On March 31, 2014, Governor Andrew Cuomo signed legislation to implement the New York State fiscal plan for 2014 - 2015. The legislation makes broad changes to the New York State (NY) estate and gift tax laws, as well as some more technical changes to certain trust income tax rules. These broad changes may warrant the re-evaluation of estate plans currently in place.
NY Estate Tax Exclusion Increases
Under the new law, beginning immediately and over the next five years, the NY estate tax exclusion amount (formerly $1 million) is increased incrementally until the NY exclusion matches the federal estate tax exemption, as follows:
For decedents on or after... |
And before... |
The exclusion amount will be... |
April 1, 2014 |
April 1, 2015 |
$2,062,500 |
April 1, 2015 |
April 1, 2016 |
$3,125,000 |
April 1, 2016 |
April 1, 2017 |
$4,187,500 |
April 1, 2017 |
Jan. 1, 2019 |
$5,250,000 |
Jan. 1, 2019 |
Scheduled to equal the federal estate tax exemption |
Top NY State Estate Tax Rate
The top NY estate tax rate remains 16 percent.
Falling off the Estate Tax “Cliff”
The benefit of the new NY exclusion amount is “phased out” for taxable estates between 100 percent and 105 percent of the NY exclusion amount.
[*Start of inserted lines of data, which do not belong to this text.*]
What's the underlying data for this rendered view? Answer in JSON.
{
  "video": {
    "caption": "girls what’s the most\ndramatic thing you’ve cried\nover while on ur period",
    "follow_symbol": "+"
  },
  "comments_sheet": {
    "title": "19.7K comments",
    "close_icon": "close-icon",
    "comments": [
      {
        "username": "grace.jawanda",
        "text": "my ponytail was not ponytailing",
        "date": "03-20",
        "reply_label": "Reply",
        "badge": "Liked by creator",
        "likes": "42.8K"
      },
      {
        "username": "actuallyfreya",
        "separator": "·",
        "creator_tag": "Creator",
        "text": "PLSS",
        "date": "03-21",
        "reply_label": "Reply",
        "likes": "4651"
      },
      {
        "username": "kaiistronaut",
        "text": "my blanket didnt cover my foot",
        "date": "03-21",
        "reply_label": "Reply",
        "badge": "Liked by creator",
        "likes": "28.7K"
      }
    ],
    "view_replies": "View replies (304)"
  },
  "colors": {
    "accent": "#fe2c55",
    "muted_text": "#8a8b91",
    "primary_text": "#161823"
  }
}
As a result of the law's estate tax “cliff,” taxable estates that exceed 105 percent of the NY exclusion amount will lose the benefit of the exclusion completely—the entire taxable estate will be subject to the NY estate tax (applied at graduated rates). The old exclusion amount resulted in the avoidance of $33,200 of NY estate tax on the first $1 million of value, which benefit was phased out at a rate of 41percent as the taxable estate exceeded the exclusion amount. The new exclusion regime, at its highest published statutory rate, will result in the avoidance of $420,800 of NY tax, which benefit will then be phased out as the taxable estate exceeds the exclusion amount until it is lost in full when it exceeds 5 percent of the exclusion amount.
Three-Year Look Back
The new law also adds a limited 3-year look back period for gifts made between April 1, 2014 and Jan. 1, 2019. Specifically, if a NY resident dies within three years of making a taxable gift, the value of the gift will be included in the decedent’s estate for purposes of computing the NY estate tax. The following gifts are excluded: (1) gifts made when the decedent wasn’t a NY resident; (2) gifts made by a NY resident before April 1, 2014; (3) gifts made by a NY resident on or after Jan. 1, 2019; and (4) gifts that are otherwise includible in the decedent's estate under another provision of the federal estate tax law (that is, such gifts aren’t taxed twice).
Other Benefits and Burdens
The new law also repeals the NY generation-skipping transfer tax, eliminating it as a planning and administration concern. And the new law provides permanent relief for surviving non-citizen spouses, allowing a marital deduction without the requirement of a qualified domestic trust when a federal estate tax return isn’t required to be filed.
On the income tax side, the new law specifically identifies the income of an “incomplete gift non-grantor trust” as being included in the income of the trust grantor, eliminating such trusts as a vehicle to avoid NY income taxes on residents. Beginning in 2014, throwback rules will also impose tax on income accumulated in a NY resident trust that avoids current taxation pursuant to the exception for trusts having no NY trustees or assets, and that’s subsequently distributed to a NY resident beneficiary.
Narrowing the Gap
This new law will narrow, and eventually eliminate, the gap between the NY and federal estate tax exclusion amounts. For the next five years, however, as the exclusion amount increases and the 3-year look back for taxable gifts applies, planning will be more complex. In any event, it’s important for attorneys with NY clients to consider whether changes to estate plans or gifting strategies are appropriate.